A good place to start is by keeping track of your day. The human mind isn’t meant to internalize checklists and task reminders, so use your phone or journal as a scheduling assistant. However, you decide to keep track, make sure to give yourself a set amount of time to accomplish your tasks, like letting yourself watch TV for just one hour or blocking out three hours to help your kids with their homework. It might even help to set alarms on your watch or on your phone to let you know when your time is up on any of your activities.

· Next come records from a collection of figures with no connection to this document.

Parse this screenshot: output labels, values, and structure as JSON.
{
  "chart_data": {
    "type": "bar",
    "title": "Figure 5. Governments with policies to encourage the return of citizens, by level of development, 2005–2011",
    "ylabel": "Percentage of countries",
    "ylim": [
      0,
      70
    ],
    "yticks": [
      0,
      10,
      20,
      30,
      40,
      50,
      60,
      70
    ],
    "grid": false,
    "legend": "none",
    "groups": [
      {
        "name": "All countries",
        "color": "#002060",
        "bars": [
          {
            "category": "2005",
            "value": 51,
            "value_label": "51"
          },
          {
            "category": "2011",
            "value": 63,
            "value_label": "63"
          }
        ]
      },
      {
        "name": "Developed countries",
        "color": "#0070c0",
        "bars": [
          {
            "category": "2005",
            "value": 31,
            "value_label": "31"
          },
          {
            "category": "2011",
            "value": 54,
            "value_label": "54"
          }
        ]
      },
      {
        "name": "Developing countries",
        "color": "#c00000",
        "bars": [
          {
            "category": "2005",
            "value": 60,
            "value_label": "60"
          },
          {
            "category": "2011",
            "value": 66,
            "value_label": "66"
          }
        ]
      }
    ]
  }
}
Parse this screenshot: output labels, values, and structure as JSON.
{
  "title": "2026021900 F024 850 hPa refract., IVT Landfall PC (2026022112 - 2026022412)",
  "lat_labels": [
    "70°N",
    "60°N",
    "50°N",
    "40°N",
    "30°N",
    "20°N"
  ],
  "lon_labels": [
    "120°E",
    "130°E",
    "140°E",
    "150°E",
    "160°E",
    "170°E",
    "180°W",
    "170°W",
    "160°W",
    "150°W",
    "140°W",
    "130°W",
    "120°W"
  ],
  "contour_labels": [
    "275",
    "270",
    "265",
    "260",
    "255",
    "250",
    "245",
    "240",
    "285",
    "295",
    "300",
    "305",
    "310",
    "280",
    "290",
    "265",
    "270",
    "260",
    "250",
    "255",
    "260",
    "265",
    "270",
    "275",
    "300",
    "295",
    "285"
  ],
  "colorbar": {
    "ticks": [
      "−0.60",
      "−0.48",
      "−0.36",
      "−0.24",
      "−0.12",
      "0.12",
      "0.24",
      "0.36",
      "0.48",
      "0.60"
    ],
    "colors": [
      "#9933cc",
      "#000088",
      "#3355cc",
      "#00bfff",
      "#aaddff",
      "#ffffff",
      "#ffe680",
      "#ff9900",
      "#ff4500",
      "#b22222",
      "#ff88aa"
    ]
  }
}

Another big part is creating an environment that is conducive to a good night’s sleep, and that starts with turning your electronic devices off well before you get under the covers. Smartphone screens, computer screens, and even some energy-efficient light bulbs emit blue light, which reduces the production of melatonin, the hormone that tells your body it’s time to go to bed. Instead of looking at your phone, try reading a book before going to sleep. If your screens prove to be too big of a draw for you when bedtime comes, it might be a good idea to move your devices to another room so they’re out of sight and out of mind.
Finally, don’t get discouraged if you don’t start getting better sleep right away. Setting up good bedtime routines takes time. But if you stick with it — and maybe have someone else in your household you accountable to your commitments — you’ll start to get better sleep and have more energy to take on the day in no time.